According to the preliminary assessment, the agency has found that exposure to legacy asbestos “poses unreasonable risk to human health.”
The Asbestos Disease Awareness Organization (ADAO) says it strongly supports the EPA’s conclusion. “Legacy asbestos exposure poses a serious danger to public health and can be responsible for numerous asbestos-caused diseases including, cancers, mesothelioma and lung disease,” president Linda Reinstein says in a statement.
The risk assessment arrives nearly a month after the EPA banned ongoing uses of chrysotile asbestos, the only type of asbestos still used in and imported into the US. The ban was based on a 2020 evaluation of asbestos, which the ADAO and other groups strongly criticized because it excluded the risk associated with legacy uses of chrysotile asbestos and other asbestos fibers.
The EPA agreed to complete part two of its asbestos evaluation, which includes legacy uses, by Dec. 1, 2024, under a 2021 settlement with the ADAO.
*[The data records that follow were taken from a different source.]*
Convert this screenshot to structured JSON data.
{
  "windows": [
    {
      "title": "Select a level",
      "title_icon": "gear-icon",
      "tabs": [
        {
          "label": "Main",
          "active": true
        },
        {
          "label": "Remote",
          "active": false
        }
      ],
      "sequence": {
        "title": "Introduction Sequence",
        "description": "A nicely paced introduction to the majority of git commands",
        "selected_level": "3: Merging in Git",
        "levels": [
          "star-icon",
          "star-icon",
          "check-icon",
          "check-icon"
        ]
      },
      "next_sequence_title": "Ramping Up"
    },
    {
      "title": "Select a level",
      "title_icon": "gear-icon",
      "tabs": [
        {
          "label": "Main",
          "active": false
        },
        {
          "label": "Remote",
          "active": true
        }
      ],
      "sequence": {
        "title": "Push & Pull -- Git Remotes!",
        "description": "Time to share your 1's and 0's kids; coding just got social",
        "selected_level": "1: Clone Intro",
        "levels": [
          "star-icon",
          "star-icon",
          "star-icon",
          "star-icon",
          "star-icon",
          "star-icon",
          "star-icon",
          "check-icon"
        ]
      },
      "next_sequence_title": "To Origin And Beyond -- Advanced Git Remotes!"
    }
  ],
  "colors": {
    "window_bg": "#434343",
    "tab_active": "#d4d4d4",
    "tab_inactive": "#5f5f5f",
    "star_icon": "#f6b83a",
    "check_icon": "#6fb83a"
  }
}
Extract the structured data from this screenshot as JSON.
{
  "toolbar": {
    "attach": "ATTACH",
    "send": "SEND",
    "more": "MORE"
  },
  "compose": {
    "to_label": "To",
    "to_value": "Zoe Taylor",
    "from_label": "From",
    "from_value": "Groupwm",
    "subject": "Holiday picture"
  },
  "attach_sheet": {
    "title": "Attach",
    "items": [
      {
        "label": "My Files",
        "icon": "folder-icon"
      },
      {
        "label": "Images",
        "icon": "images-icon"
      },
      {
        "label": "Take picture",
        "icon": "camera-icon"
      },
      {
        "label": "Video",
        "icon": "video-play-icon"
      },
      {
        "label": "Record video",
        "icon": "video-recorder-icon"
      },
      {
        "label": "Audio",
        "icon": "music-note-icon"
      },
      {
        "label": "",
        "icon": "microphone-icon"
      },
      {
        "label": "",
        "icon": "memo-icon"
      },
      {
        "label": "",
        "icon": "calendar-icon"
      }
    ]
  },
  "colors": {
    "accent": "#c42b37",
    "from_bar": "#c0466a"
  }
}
Reinstein says that ADAO experts will be closely reviewing the draft and will bring any gaps or deficiencies to the EPA’s attention during the 60-day public comment period. The American Chemistry Council (ACC), a trade group, said in a statement that it will also be providing comments to the EPA. The ACC has expressed “strong concerns” with the risk evaluation “given the broad scope of the assessment.”